HUL (Hindustan Unilever) is still below its 2000 low, while the Indian market has grown eight times from 2001 lows. And for the last two years Ranbaxy and Cipla did not make more noise than oil. These are the two early contraction economic stage sectors that should deliver.
Masses may go easy on credit and business may aim to reduce energy costs, but staples (inferior goods) deliver in tough times and health remains defensive. Well it is indeed tricky to see the money flowing from one sector to another, but atleast it keeps you out from biases and uncertainties regarding the X factor.
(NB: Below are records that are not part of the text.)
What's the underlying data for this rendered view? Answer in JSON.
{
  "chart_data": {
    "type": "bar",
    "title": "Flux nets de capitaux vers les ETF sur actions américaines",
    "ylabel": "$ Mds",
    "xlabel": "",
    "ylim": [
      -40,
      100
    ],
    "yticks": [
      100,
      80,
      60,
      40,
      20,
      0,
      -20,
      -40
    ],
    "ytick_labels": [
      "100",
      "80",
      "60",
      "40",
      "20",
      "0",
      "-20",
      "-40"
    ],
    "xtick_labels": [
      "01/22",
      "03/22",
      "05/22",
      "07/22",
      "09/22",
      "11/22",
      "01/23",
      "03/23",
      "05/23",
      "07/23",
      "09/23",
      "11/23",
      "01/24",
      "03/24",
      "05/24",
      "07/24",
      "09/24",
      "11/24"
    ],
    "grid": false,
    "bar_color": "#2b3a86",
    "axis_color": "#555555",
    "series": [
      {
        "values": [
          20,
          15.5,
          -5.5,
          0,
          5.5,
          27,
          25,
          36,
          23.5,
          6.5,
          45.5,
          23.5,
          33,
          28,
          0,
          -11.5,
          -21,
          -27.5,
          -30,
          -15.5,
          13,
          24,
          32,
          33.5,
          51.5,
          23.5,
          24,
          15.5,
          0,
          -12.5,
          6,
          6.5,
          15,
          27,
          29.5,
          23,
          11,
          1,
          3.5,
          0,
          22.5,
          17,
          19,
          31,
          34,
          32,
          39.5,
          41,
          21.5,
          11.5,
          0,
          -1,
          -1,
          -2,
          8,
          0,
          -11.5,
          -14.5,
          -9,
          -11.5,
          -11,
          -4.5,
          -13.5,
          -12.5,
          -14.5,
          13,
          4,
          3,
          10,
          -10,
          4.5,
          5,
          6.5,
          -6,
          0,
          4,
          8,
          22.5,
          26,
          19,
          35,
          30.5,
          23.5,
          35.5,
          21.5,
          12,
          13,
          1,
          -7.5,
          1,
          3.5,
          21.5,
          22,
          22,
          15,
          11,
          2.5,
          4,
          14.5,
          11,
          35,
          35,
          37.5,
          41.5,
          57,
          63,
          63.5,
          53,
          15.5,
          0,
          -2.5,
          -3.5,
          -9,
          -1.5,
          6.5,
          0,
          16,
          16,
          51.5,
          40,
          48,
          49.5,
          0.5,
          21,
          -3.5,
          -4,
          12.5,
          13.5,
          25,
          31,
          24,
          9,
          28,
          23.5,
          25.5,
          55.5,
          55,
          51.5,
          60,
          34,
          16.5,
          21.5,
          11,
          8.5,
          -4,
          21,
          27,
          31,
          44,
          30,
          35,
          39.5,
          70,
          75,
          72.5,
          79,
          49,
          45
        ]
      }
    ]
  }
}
Intermarket analysis and search for assets does not end here, the subject can be extended to intermarket cyclicality. We have mentioned about a few intermarket pairs over the last many months e.g. rubber and Sensex, how rubber leads markets to strength and vice versa.
Gold vs uranium, how this pair knew about oil at $40 where it was headed. It was here we mentioned about simplifying BRICS, when we illustrated Brazil and Russia outperformance compared to China and India.
Brazil is already at a new historical high and Russia is retesting historical highs. Simple intermarket ratios could tell us why the BRICS are polarised.
Intermarket pairs can be formed between water and oil, renewable vs non-renewable energy assets, green vs non-green sectors, gold vs oil, soya vs shanghai, copper vs gold, health care vs FMCG and even stocks of the same sector like Reliance vs ONGC.
Reliance is a sector leader. And when it starts underperforming another sector peer like ONGC, we get our first economic cycle peak signal. The last time this ratio peaked was in September 2000 few months after the full fledged bear was in.
Though the respective ratio has peaked, we don't have a turn yet. So expectations for a last leg up could be realistic.
We don't live in a confined world, we never did. It is a pity if our research models confine us and fail to look at markets in totality. And like Barton Briggs, former chief global strategist for Morgan Stanley exhorts the rich in his book Wealth, War and Wisdom, "Brace up for calamity, study history and listen to equity markets".
Briggs who left Morgan Stanley and manages Traxis Partners, a hedge fund is still addressing to the section of the market that looks for assets and not otherwise.
The author is CEO, Orpheus Capitals, a global alternative research firm.